Form complements content in ways never seen before, but the content itself was fresh as well. Pathological creepiness with a soup-base of Freudian mystery-solving was already in the cultural mix, of course, but as in Robert Reinert’s Nerven (1919), it was a matter of individual internal torment, some neurosis plaguing the hero or heroine. Caligari was the first film that dared to convert the private dramas and traumas of psychotherapeutic illness into a public object. Suddenly, the maddened landscape of the psychologically wracked becomes the world we’re in, having in reality proven itself capable of self-destruction and irrationality on a humongous scale. Amid other early 20th century shock-of-the-new art movements, cinema’s expressionism awakens us to the possibility of a public pathology—a state of communal lunacy.

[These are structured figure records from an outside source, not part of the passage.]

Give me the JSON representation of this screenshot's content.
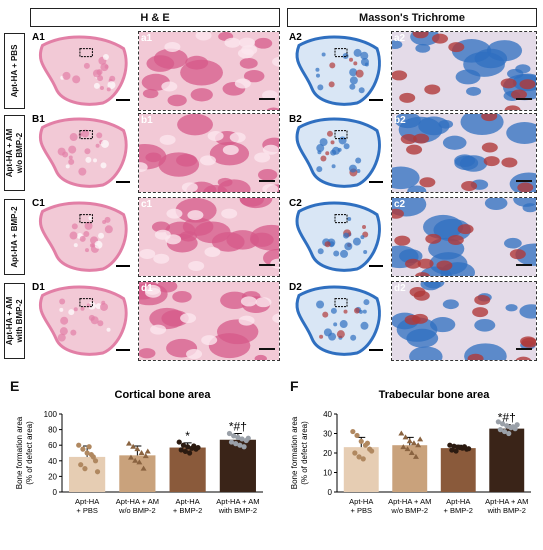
{
  "headers": {
    "he": "H & E",
    "mt": "Masson's Trichrome"
  },
  "rows": [
    {
      "label_lines": [
        "Apt-HA + PBS"
      ],
      "left_label": "A1",
      "zoom_he": "a1",
      "right_label": "A2",
      "zoom_mt": "a2"
    },
    {
      "label_lines": [
        "Apt-HA + AM",
        "w/o BMP-2"
      ],
      "left_label": "B1",
      "zoom_he": "b1",
      "right_label": "B2",
      "zoom_mt": "b2"
    },
    {
      "label_lines": [
        "Apt-HA + BMP-2"
      ],
      "left_label": "C1",
      "zoom_he": "c1",
      "right_label": "C2",
      "zoom_mt": "c2"
    },
    {
      "label_lines": [
        "Apt-HA + AM",
        "with BMP-2"
      ],
      "left_label": "D1",
      "zoom_he": "d1",
      "right_label": "D2",
      "zoom_mt": "d2"
    }
  ],
  "colors": {
    "he_bg": "#f2c9d6",
    "he_tissue": "#e27fa6",
    "mt_bg": "#d9e6f5",
    "mt_tissue": "#2f6fc0",
    "mt_red": "#b03a3a"
  },
  "chart_data": [
    {
      "panel": "E",
      "type": "bar",
      "title": "Cortical bone area",
      "ylabel": "Bone formation area\n(% of defect area)",
      "ylim": [
        0,
        100
      ],
      "yticks": [
        0,
        20,
        40,
        60,
        80,
        100
      ],
      "categories": [
        [
          "Apt-HA",
          "+ PBS"
        ],
        [
          "Apt-HA + AM",
          "w/o BMP-2"
        ],
        [
          "Apt-HA",
          "+ BMP-2"
        ],
        [
          "Apt-HA + AM",
          "with BMP-2"
        ]
      ],
      "values": [
        45,
        47,
        57,
        67
      ],
      "errors": [
        14,
        12,
        6,
        8
      ],
      "colors": [
        "#e6cdb3",
        "#c9a27c",
        "#8a5a3b",
        "#3a2418"
      ],
      "points": [
        [
          60,
          55,
          50,
          48,
          40,
          35,
          30,
          58,
          45,
          26
        ],
        [
          62,
          58,
          55,
          50,
          46,
          44,
          40,
          38,
          30,
          52
        ],
        [
          64,
          60,
          58,
          56,
          55,
          54,
          52,
          50,
          59,
          57
        ],
        [
          75,
          72,
          70,
          68,
          66,
          64,
          62,
          60,
          58,
          69
        ]
      ],
      "annotations": [
        "",
        "",
        "*",
        "*#†"
      ]
    },
    {
      "panel": "F",
      "type": "bar",
      "title": "Trabecular bone area",
      "ylabel": "Bone formation area\n(% of defect area)",
      "ylim": [
        0,
        40
      ],
      "yticks": [
        0,
        10,
        20,
        30,
        40
      ],
      "categories": [
        [
          "Apt-HA",
          "+ PBS"
        ],
        [
          "Apt-HA + AM",
          "w/o BMP-2"
        ],
        [
          "Apt-HA",
          "+ BMP-2"
        ],
        [
          "Apt-HA + AM",
          "with BMP-2"
        ]
      ],
      "values": [
        23,
        24,
        22.5,
        32.5
      ],
      "errors": [
        5,
        4,
        1.5,
        2
      ],
      "colors": [
        "#e6cdb3",
        "#c9a27c",
        "#8a5a3b",
        "#3a2418"
      ],
      "points": [
        [
          31,
          29,
          26,
          24,
          22,
          20,
          18,
          17,
          25,
          21
        ],
        [
          30,
          28,
          26,
          25,
          24,
          23,
          22,
          20,
          18,
          27
        ],
        [
          24,
          23.5,
          23,
          22.5,
          22,
          21.5,
          21,
          22.8,
          23.2,
          22.2
        ],
        [
          36,
          35,
          34,
          33,
          32.5,
          32,
          31,
          30,
          33.5,
          34.5
        ]
      ],
      "annotations": [
        "",
        "",
        "",
        "*#†"
      ]
    }
  ]
}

The film bears the distinction of piloting this modernist way of seeing while also manifesting a frank terror of the new century’s progress. Even the idea of a “somnambulist” as a subhuman specter trapped in a permanent state of controllable unconsciousness exhibits an old-fashioned distrust of the powers of hypnosis, which had only become well known as a therapeutic tool a few decades earlier. By any standard, Caligari became a vexing paradigm in contemporary culture, and its influence cannot be itemized. The film oversaw a rush of subsequent expressionism that co-opted its pessimistic dread but tempered the visual design with real shadows, detailed miniatures, camera tricks, and semi-realistic sets. Evolving away from Caligari’s extremes, the aesthetic became a lingua franca for ambitious filmmakers everywhere, later for film noir in America and then nearly every nation and genre. Of course, Caligari’s screenplay totems, from the lurking stalker figure to the twist-ending framing device, became so ubiquitous it’s impossible to imagine cinema history, and life, without them.

For such a well-known landmark, Caligari has not been the beneficiary of the greatest achievements in preservation that money can buy. In the heyday of film culture, before home video, Caligari was available in beat-up 16mm TV prints; in the ’80s, every public-domain VHS company put out an edition, stamped from those same timeworn copies. Even the subsequent restorations available since on DVD have been muddy, decayed, and afflicted. Such is the departure from the norm of this new digital restoration, accomplished in 2014 by the F.W. Murnau Foundation and Cineteca Bologna, that the most seasoned Caligarian will find his or her knees weakening in the gaslight of its clarity.

What was once an antique mirror unsilvering before our eyes is now clear as a window, and whatever you decide you miss in terms of ancient tarnish is paltry compared to being able to see the film’s physical universe in stunning detail, as it was seen in 1920. It is a precise and grand tour de force, as conscientious of its effects and intents as any modern blockbuster. This Caligari is essentially a new film experience—if not an entirely new film. The madness lives again.